Drei „Rigoletto“-Vorstellungen – drei verschiedene Gildas: Nach Rosa Feola und Vera Lotte Boecker kam an diesem Abend Lisette Oropesa zu ihrem „Gilda“-Debüt an der Wiener Staatsoper.

An Umbesetzungen ist in derzeit keine Mangelware, dass aber dieselbe Hauptpartie in drei Vorstellungen einer Aufführungsserie von drei verschiedenen Sängerinnen verkörpert wird, doch eher ungewöhnlich. Lisette Oropesa ist an der Staatsoper eben erst als Konstanze aufgetreten, ihre erste Wiener Lucia scharrt schon in den Startlöchern – und in diesem Zusammenhang war die eingesprungene Gilda eine abrundende und vom Publikum mit viel Beifall bedachte „Zugabe“. Diese Partie ist eine der „Paraderollen“ der Sängerin und wurde von ihr bereits an vielen großen Opernhäusern verkörpert, jetzt durfte sich auch die Wiener Staatsoper in diese lange Reihe einreihen.

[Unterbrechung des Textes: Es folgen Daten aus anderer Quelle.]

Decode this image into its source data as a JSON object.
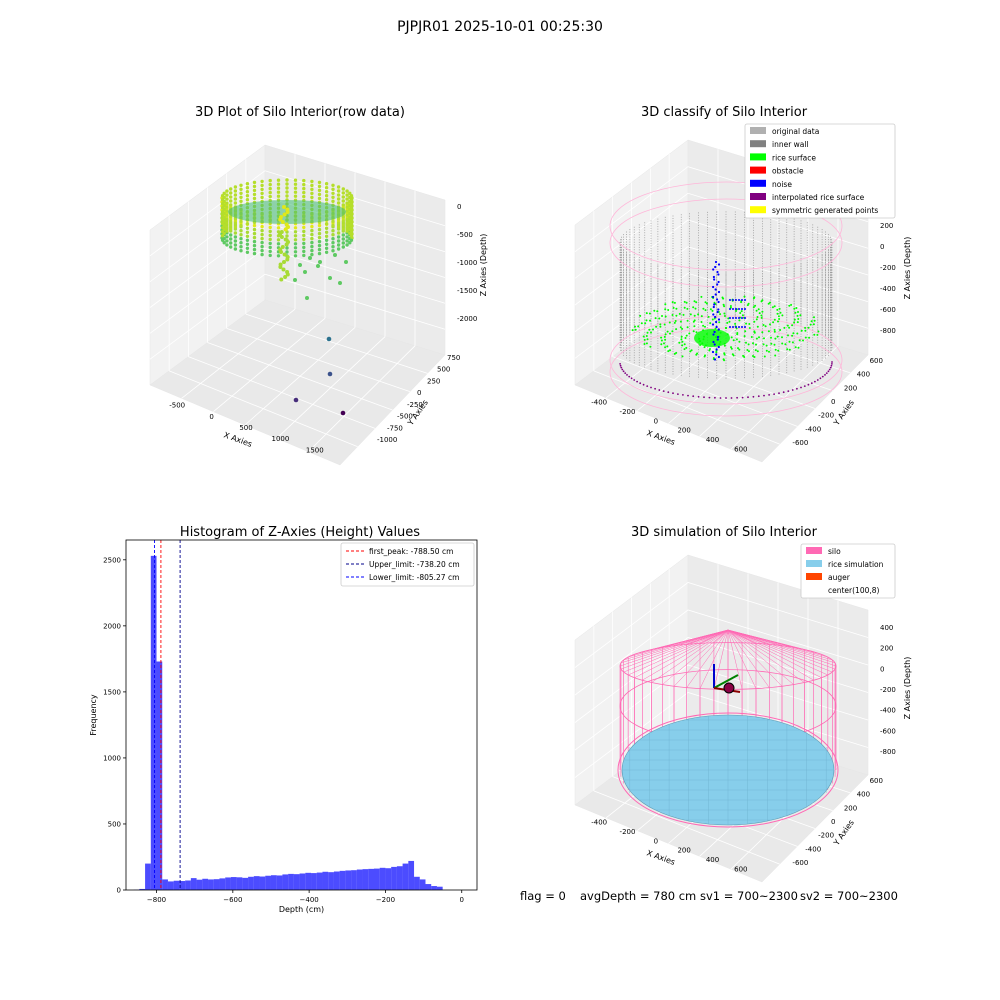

Oropesas Sopran ließ Gilda keine kühle Virtuosität angedeihen, sondern trug das Herz auf der Zunge. Ihre Stimme ließ in der weich gebetteten Mittellage eine leise Wehmut anklingen, die an längst vergangene Opernzeiten erinnerte. Die Sängerin spielte die Figur ohne Übertreibung, erfüllte sie mit herzwärmender Naivität und Jugendlichkeit –etwa wie sie zuerst etwas scheu vor dem Herzog zurückweicht oder wie sie später in vollster Überzeugung ihrer Liebe Einlass in Sparafuciles Schenke begehrt. Derart wurde der Bühnencharakter ohne Überzeichnung oder heroische Geste gelebt und so beseelt gesungen, dass er bald das Publikum auf seiner Seite hatte, das dieses liebenswerte, zuerst ein wenig schüchtern anmutende, später sein Leben als Liebesopfer zu Ende bringende Wesen ganz einfach in sein Herz schließen musste.

Im „Caro nome“ schwang sich Gildas empfindsame Seele zu einem Höhenflug der Hoffnung auf und sie genoss in leicht gedehnten Trillern die Vorfreuden der Liebe. Die silbrigen Spitzentöne erklangen hingegen schlank, schienen etwas abgesetzt über der breiter gefassten Mittellage zu schweben, in ihnen waltete neben poetischer Malerei auch eine Portion an Vorsicht. Das fühlte sich für mich ein wenig inhomogen an, aber vielleicht war es als Stilmittel gedacht, um an dieser Stelle Gildas Mädchenhaftigkeit zu betonen, ihre keusche Unschuld, die bald dem Grafen zum Opfer fallen sollte.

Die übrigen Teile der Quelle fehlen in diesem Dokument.